Washington, D.C.: Water — the key ingredient for life — may not have only arrived on planets through comets or asteroids, as long believed. According to a new study published in Nature on October 30, scientists now suggest that planets can generate their own water internally during their formation.
In a series of cutting-edge laboratory experiments, researchers at the Carnegie Institution for Science, led by Anat Shahar, simulated the extreme heat and pressure found deep inside young planets — where molten rock interacts with hydrogen gas. Their findings reveal that liquid water can form naturally as these worlds take shape, a discovery that could redefine our understanding of how Earth and other habitable planets obtained their life-sustaining resource.
How Planets Create Water
The researchers used a diamond anvil cell — a device capable of generating immense pressure — to compress molten, iron-rich rock to nearly 600,000 times Earth’s atmospheric pressure and heat it to more than 7,200°F (about 4,000°C).

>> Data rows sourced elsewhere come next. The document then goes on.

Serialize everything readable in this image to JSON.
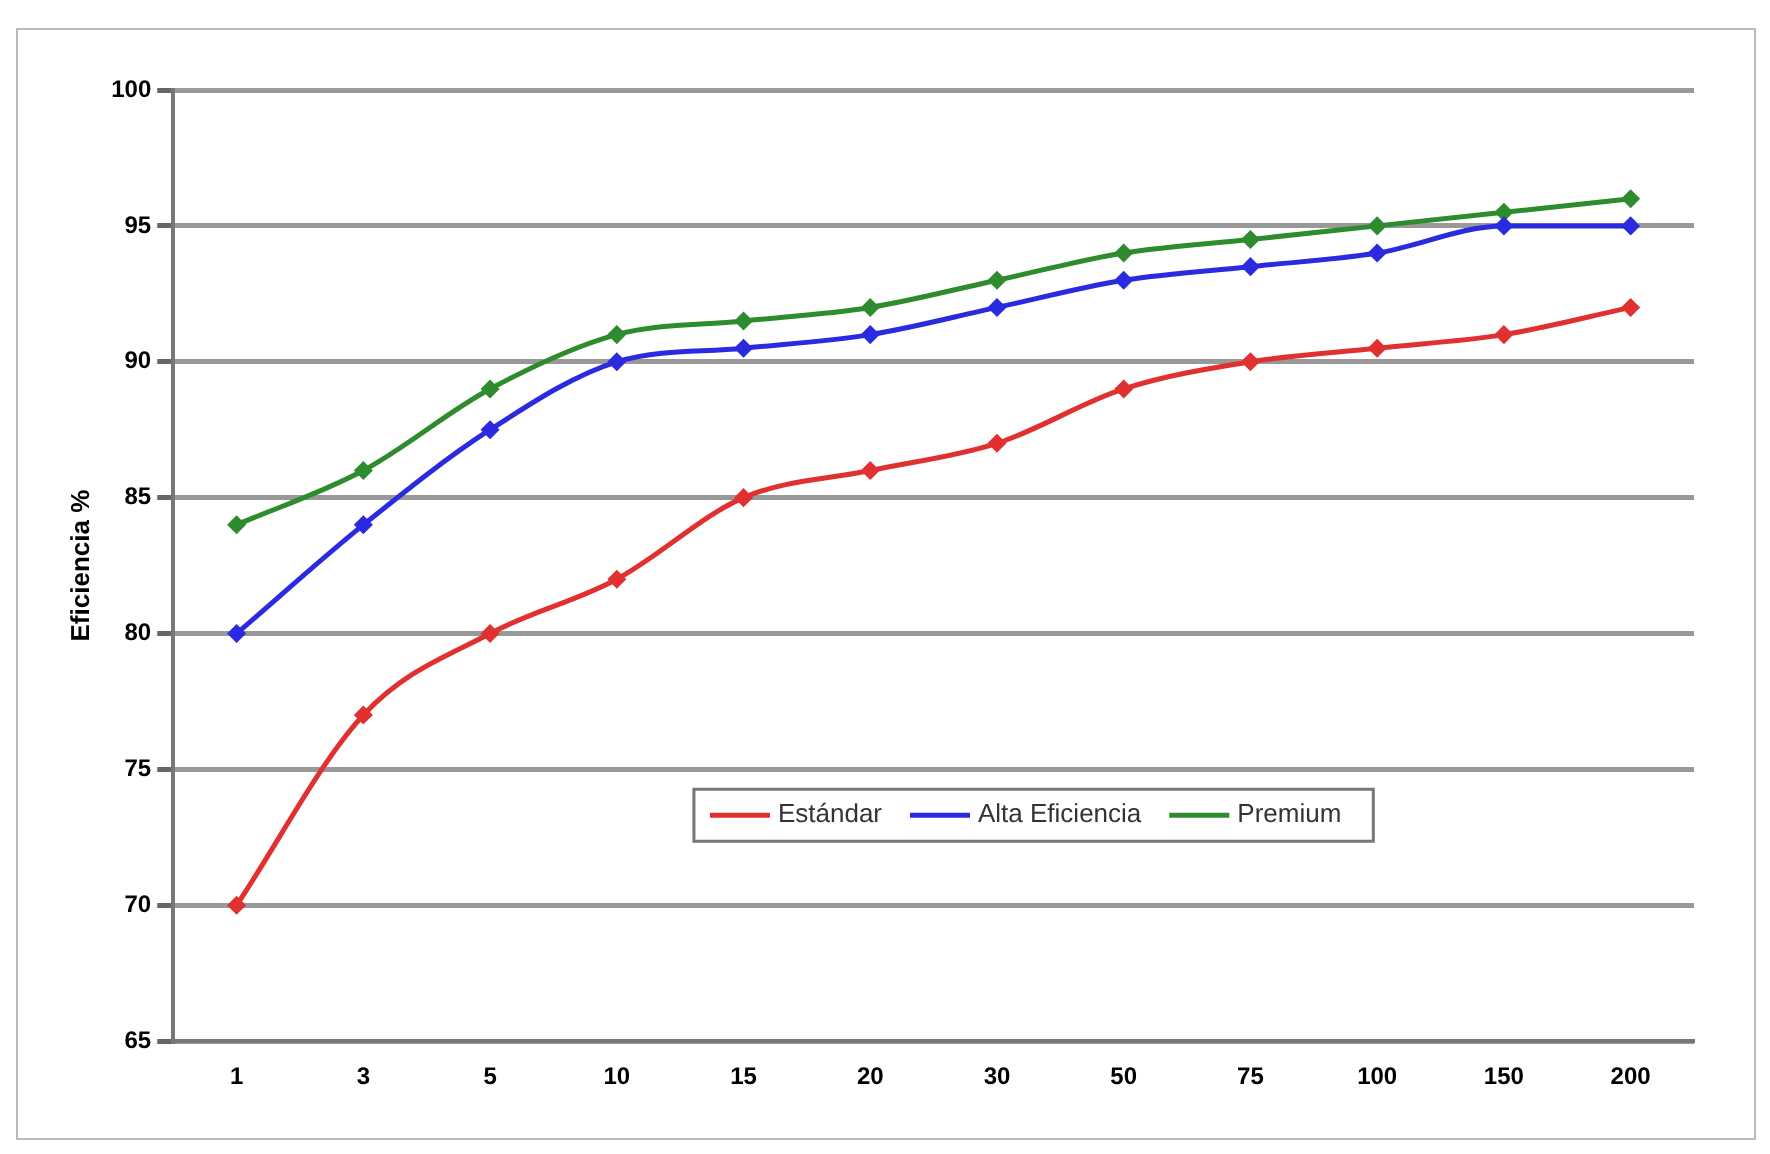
{
  "chart_data": {
    "type": "line",
    "ylabel": "Eficiencia %",
    "categories": [
      "1",
      "3",
      "5",
      "10",
      "15",
      "20",
      "30",
      "50",
      "75",
      "100",
      "150",
      "200"
    ],
    "series": [
      {
        "name": "Estándar",
        "color": "#e03030",
        "values": [
          70,
          77,
          80,
          82,
          85,
          86,
          87,
          89,
          90,
          90.5,
          91,
          92
        ]
      },
      {
        "name": "Alta Eficiencia",
        "color": "#2a2ae0",
        "values": [
          80,
          84,
          87.5,
          90,
          90.5,
          91,
          92,
          93,
          93.5,
          94,
          95,
          95
        ]
      },
      {
        "name": "Premium",
        "color": "#2e8b2e",
        "values": [
          84,
          86,
          89,
          91,
          91.5,
          92,
          93,
          94,
          94.5,
          95,
          95.5,
          96
        ]
      }
    ],
    "ylim": [
      65,
      100
    ],
    "yticks": [
      65,
      70,
      75,
      80,
      85,
      90,
      95,
      100
    ],
    "grid": "y",
    "legend": "bottom",
    "marker": "diamond",
    "line_style": "solid"
  }
}
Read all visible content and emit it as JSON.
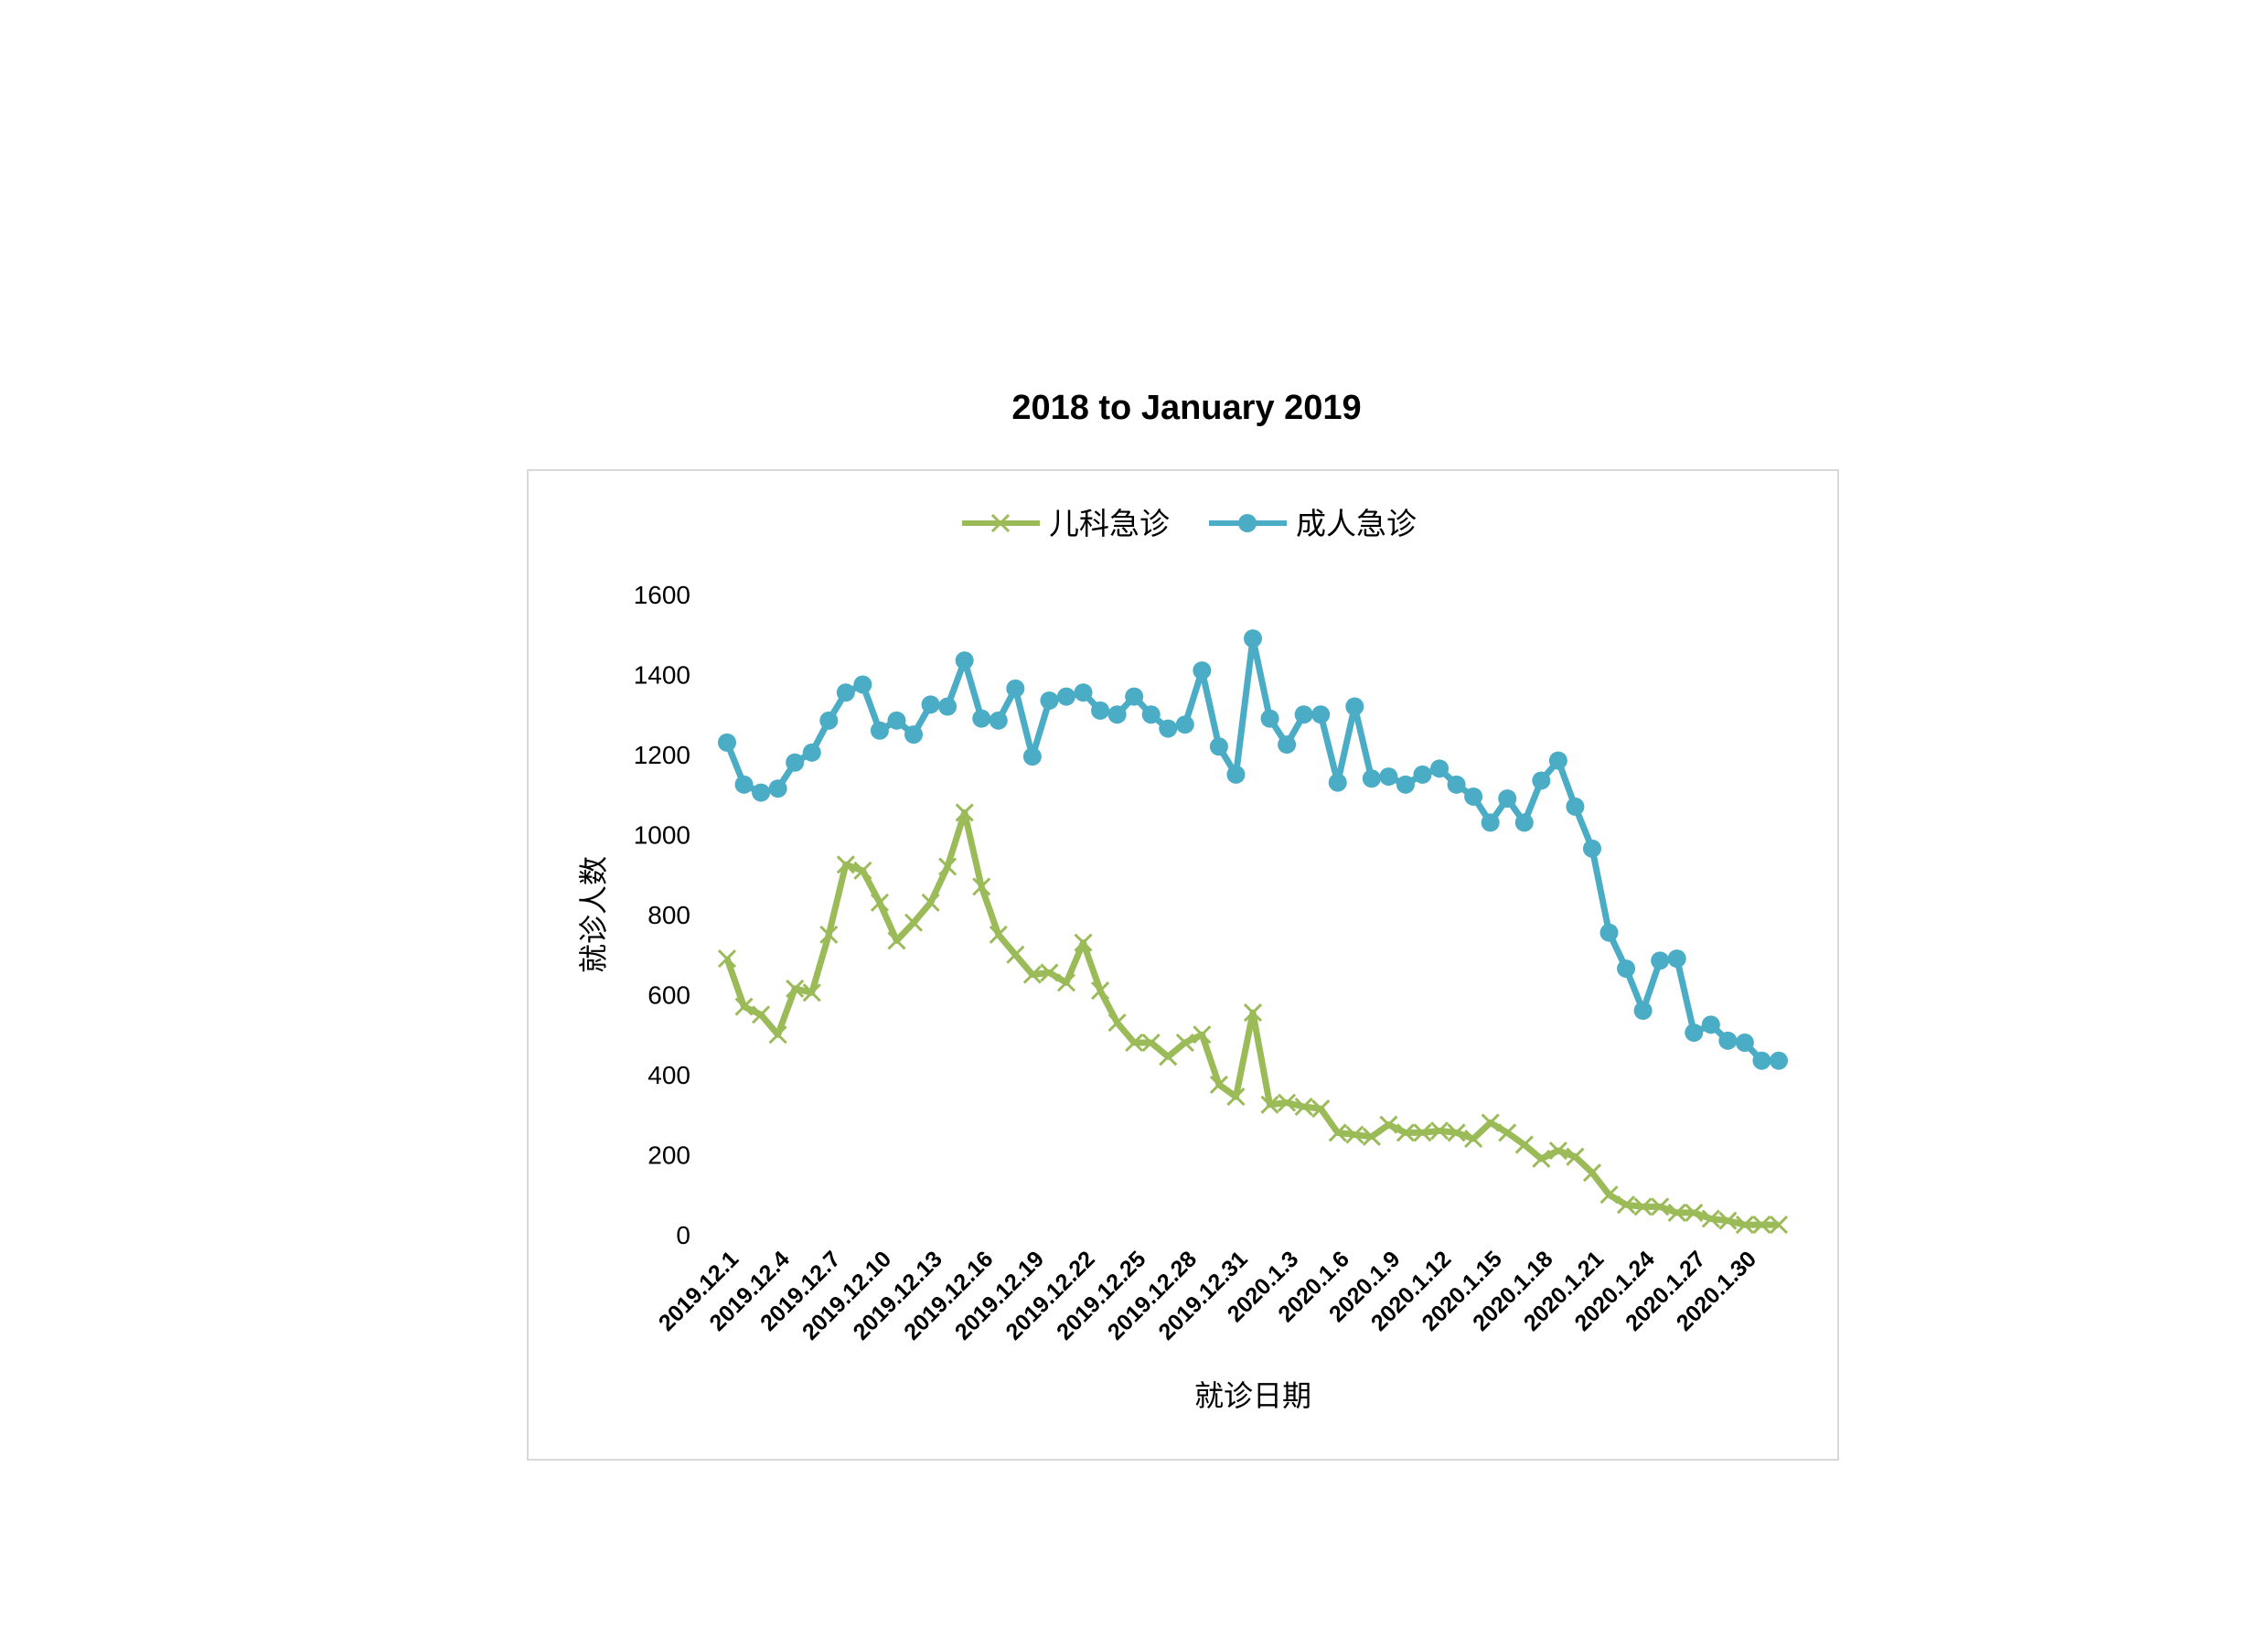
{
  "chart_data": {
    "type": "line",
    "title": "2018 to January 2019",
    "xlabel": "就诊日期",
    "ylabel": "就诊人数",
    "ylim": [
      0,
      1600
    ],
    "yticks": [
      0,
      200,
      400,
      600,
      800,
      1000,
      1200,
      1400,
      1600
    ],
    "legend_position": "top-center",
    "categories": [
      "2019.12.1",
      "2019.12.2",
      "2019.12.3",
      "2019.12.4",
      "2019.12.5",
      "2019.12.6",
      "2019.12.7",
      "2019.12.8",
      "2019.12.9",
      "2019.12.10",
      "2019.12.11",
      "2019.12.12",
      "2019.12.13",
      "2019.12.14",
      "2019.12.15",
      "2019.12.16",
      "2019.12.17",
      "2019.12.18",
      "2019.12.19",
      "2019.12.20",
      "2019.12.21",
      "2019.12.22",
      "2019.12.23",
      "2019.12.24",
      "2019.12.25",
      "2019.12.26",
      "2019.12.27",
      "2019.12.28",
      "2019.12.29",
      "2019.12.30",
      "2019.12.31",
      "2020.1.1",
      "2020.1.2",
      "2020.1.3",
      "2020.1.4",
      "2020.1.5",
      "2020.1.6",
      "2020.1.7",
      "2020.1.8",
      "2020.1.9",
      "2020.1.10",
      "2020.1.11",
      "2020.1.12",
      "2020.1.13",
      "2020.1.14",
      "2020.1.15",
      "2020.1.16",
      "2020.1.17",
      "2020.1.18",
      "2020.1.19",
      "2020.1.20",
      "2020.1.21",
      "2020.1.22",
      "2020.1.23",
      "2020.1.24",
      "2020.1.25",
      "2020.1.26",
      "2020.1.27",
      "2020.1.28",
      "2020.1.29",
      "2020.1.30",
      "2020.1.31",
      "2020.2.1"
    ],
    "tick_labels": [
      "2019.12.1",
      "2019.12.4",
      "2019.12.7",
      "2019.12.10",
      "2019.12.13",
      "2019.12.16",
      "2019.12.19",
      "2019.12.22",
      "2019.12.25",
      "2019.12.28",
      "2019.12.31",
      "2020.1.3",
      "2020.1.6",
      "2020.1.9",
      "2020.1.12",
      "2020.1.15",
      "2020.1.18",
      "2020.1.21",
      "2020.1.24",
      "2020.1.27",
      "2020.1.30"
    ],
    "series": [
      {
        "name": "儿科急诊",
        "color": "#9bbb59",
        "marker": "x",
        "values": [
          690,
          570,
          550,
          500,
          615,
          605,
          750,
          925,
          910,
          830,
          735,
          780,
          830,
          920,
          1055,
          870,
          750,
          700,
          650,
          655,
          630,
          730,
          610,
          530,
          480,
          480,
          445,
          480,
          500,
          375,
          345,
          555,
          325,
          330,
          320,
          315,
          255,
          250,
          245,
          275,
          255,
          255,
          260,
          255,
          240,
          280,
          255,
          225,
          190,
          210,
          195,
          155,
          100,
          75,
          70,
          70,
          55,
          55,
          40,
          35,
          25,
          25,
          25
        ]
      },
      {
        "name": "成人急诊",
        "color": "#4bacc6",
        "marker": "circle",
        "values": [
          1230,
          1125,
          1105,
          1115,
          1180,
          1205,
          1285,
          1355,
          1375,
          1260,
          1285,
          1250,
          1325,
          1320,
          1435,
          1290,
          1285,
          1365,
          1195,
          1335,
          1345,
          1355,
          1310,
          1300,
          1345,
          1300,
          1265,
          1275,
          1410,
          1220,
          1150,
          1490,
          1290,
          1225,
          1300,
          1300,
          1130,
          1320,
          1140,
          1145,
          1125,
          1150,
          1165,
          1125,
          1095,
          1030,
          1090,
          1030,
          1135,
          1185,
          1070,
          965,
          755,
          665,
          560,
          685,
          690,
          505,
          525,
          485,
          480,
          435,
          435
        ]
      }
    ]
  }
}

Under these intense conditions, hydrogen atoms bonded with oxygen from iron oxides present in the molten rock, producing water.
“This process shows that water doesn’t have to be delivered from elsewhere in space,” the researchers noted. “It can form naturally as part of a planet’s own evolution.”
Implications for Habitable Worlds
This finding supports a growing theory that water formation is a natural byproduct of planetary development, meaning that planets rich in hydrogen and iron — like early Earth — could produce water internally.
The team focused on sub-Neptune analogues — planets between Earth and Neptune in size — since they are the most common type found in our galaxy. These rocky, hydrogen-rich planets are now thought to have a greater chance of containing oceans or atmospheres capable of supporting life.
Lead researcher Anat Shahar said the discovery could greatly expand the number of potentially habitable exoplanets. “Planetary formation itself can create water,” she explained, “which means worlds like ours may be far more common than we ever imagined.”
What’s Next
Future research will explore how water interacts with other planetary materials and how these processes influence atmospheric composition, surface chemistry, and the potential for life. Scientists hope such insights will guide future space telescopes and missions in identifying ocean-bearing exoplanets orbiting distant stars.
If confirmed across other planetary systems, this could be one of the most profound shifts in understanding how life-supporting environments emerge throughout the universe.